Cloning not working, all steps checked, clueless - (Feb/15/2013 )
Dear all,
I am trying to do a cloning of 15 truncation mutants into a impact system plasmid pTXB1.
The PCR was fine for all, yielding exactly the sizes I expected, the double digest worked fine, as single digest of each enzyme (SapI, NdeI) of the plasmid gave a nice band of linear plasmid, as compared to the undigested supercoiled mess.
The digest also worked on the inserts, which i saw on a 4-20% TBE gel.
The gel purification of plasmid and inserts worked ok, the concentrations were not too high, 10-40ug/ul, but the product had a nice 260/280 and 230/280 ratio, and was clearly visible on another high resolution gel.
For the ligation, i tried a double digested plasmid, as a negative control, a single digested (SapI) as a positive control, and took my best looking insert in a 1:1, 1:3, 1:6 and, opportunistically, with a 1:20 molar ratio. I used quick-ligase for 10' at room temperature. As stated by NEB, i didnt heat-inactivate it.
I also tried the enzyme prior to using it on a 1kb ladder. 10 minutes was enough to get more or less a single band.
As an additional positive control for the trafo, i took an uncleaved plasmid. I transformed 20ul of each reaction
RESULT: positive control worked, whole plate über-full, None of the others had colonies.
FACTS:
- The primers are known to work well ( i took the cleavage parts from primers which have previously worked on this plasmid)
PCR worked
Both cleavage steps worked
The ligase is active
the plates are fine
the T10 cells are fine
What i also did overnight is do the same ligations with a T4 DNA ligase, on 16°C, but seing as this is my third attempt, i am skeptical.

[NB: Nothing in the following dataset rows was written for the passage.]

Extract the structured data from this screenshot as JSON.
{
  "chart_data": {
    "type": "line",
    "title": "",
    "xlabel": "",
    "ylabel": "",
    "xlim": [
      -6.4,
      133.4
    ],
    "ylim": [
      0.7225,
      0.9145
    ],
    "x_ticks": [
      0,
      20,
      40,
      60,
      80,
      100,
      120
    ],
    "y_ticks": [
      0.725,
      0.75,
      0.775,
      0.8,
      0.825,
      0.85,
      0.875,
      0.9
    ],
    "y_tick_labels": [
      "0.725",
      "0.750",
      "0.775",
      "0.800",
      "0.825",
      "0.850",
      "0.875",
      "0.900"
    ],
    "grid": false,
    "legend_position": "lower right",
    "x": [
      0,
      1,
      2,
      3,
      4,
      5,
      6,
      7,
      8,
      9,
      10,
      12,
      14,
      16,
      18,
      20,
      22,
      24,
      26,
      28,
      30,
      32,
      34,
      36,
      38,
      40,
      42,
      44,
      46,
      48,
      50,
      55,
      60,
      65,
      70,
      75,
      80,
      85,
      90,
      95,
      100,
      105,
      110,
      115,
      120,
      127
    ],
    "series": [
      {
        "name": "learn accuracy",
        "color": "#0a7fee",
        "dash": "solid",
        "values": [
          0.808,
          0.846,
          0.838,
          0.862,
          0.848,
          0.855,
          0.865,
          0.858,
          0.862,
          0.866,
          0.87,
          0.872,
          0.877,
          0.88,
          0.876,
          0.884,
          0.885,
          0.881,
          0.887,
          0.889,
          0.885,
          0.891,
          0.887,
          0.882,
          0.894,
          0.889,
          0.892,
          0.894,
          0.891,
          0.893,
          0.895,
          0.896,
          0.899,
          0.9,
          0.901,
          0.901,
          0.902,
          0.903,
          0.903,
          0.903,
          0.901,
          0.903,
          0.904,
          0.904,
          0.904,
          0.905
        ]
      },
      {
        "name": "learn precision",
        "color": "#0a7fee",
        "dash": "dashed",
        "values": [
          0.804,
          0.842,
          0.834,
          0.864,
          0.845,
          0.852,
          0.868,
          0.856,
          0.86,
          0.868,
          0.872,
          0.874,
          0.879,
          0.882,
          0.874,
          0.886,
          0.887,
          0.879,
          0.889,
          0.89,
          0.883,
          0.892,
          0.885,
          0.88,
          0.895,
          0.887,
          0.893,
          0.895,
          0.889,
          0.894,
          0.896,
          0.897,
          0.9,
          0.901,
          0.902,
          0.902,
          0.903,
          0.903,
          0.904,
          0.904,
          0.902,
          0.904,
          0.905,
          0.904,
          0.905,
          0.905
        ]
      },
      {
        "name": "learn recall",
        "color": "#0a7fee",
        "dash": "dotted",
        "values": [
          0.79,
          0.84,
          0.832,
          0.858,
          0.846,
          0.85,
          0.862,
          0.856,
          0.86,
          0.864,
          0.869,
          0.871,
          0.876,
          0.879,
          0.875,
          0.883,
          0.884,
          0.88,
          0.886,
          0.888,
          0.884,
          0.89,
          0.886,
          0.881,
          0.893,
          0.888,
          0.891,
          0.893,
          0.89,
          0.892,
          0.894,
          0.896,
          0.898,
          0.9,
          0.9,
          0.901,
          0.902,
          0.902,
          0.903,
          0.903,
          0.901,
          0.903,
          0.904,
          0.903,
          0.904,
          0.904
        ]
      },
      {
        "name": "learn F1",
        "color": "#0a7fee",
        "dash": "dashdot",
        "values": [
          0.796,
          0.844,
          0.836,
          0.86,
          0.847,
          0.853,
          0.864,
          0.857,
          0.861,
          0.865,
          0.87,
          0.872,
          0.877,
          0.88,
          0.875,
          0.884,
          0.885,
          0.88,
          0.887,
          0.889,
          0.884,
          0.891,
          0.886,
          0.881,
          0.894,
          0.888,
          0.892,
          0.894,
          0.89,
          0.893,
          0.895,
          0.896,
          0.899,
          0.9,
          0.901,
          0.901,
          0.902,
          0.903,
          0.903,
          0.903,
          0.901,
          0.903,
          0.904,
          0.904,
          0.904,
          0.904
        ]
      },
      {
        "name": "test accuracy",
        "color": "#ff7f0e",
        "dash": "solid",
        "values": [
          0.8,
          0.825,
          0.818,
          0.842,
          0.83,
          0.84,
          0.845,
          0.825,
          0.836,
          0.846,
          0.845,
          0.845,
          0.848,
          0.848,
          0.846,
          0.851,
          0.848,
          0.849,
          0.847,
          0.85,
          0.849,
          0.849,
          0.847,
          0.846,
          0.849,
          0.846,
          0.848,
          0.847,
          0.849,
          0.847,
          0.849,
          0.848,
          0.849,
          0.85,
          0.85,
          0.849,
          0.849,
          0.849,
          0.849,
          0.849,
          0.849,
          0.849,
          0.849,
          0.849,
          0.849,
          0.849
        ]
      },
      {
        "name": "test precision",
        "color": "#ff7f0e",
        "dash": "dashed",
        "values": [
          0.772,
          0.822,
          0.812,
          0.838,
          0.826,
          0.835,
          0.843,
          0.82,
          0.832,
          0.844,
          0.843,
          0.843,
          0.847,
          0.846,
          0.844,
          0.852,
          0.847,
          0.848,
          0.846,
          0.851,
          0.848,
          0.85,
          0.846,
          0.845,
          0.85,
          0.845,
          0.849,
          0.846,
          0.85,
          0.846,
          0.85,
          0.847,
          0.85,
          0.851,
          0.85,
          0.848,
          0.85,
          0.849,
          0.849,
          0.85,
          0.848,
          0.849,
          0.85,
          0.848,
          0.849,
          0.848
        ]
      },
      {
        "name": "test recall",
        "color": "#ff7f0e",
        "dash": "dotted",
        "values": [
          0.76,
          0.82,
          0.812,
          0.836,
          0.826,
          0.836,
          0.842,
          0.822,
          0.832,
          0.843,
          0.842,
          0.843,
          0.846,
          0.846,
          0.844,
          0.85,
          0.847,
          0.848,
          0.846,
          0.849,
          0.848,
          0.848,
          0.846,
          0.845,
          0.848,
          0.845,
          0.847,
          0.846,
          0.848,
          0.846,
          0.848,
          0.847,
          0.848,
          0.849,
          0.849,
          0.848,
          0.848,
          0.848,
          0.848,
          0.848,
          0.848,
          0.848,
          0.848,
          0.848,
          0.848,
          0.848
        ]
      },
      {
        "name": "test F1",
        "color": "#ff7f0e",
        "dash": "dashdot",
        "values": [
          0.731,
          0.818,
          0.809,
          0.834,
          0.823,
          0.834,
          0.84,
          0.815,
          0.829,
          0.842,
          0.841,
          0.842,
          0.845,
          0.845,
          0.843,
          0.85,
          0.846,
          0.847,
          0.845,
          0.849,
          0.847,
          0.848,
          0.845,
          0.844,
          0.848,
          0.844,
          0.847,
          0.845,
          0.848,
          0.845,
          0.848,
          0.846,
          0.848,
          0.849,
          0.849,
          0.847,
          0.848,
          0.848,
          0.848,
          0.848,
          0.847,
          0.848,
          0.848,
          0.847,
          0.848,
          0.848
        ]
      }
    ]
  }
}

Question: why did the single cleaved, gel-excised plasmid not close? A single restriction is usually the reason we get false positive clones anyway...
Baffled
Thank you to anyone that can help, or try and help me
I'd suggest you have poor quality competent cells. Measure the competence by transforming 10 or 50 pg of a common plasmid such as pUC19. It should give 10**8 cfu/ug, or about 10000 transformants for a 10 pg DNA sample. Transforming successfully with 20 ng of DNA proves essentially nothing about the quality of your cells. You probably are using too much ligation product in your transformation. Less is more, and about 1-2 ul in a 50 ul cell volume is a good choice. Given you have cohesive ends, quick ligase typically causes more problems than it solves. I would use T4 ligase. You should be able to ligate for 5 minutes at RT. Another common problem is UV exposure during gel purification. Make sure you are using long wave UV or (better) blue light.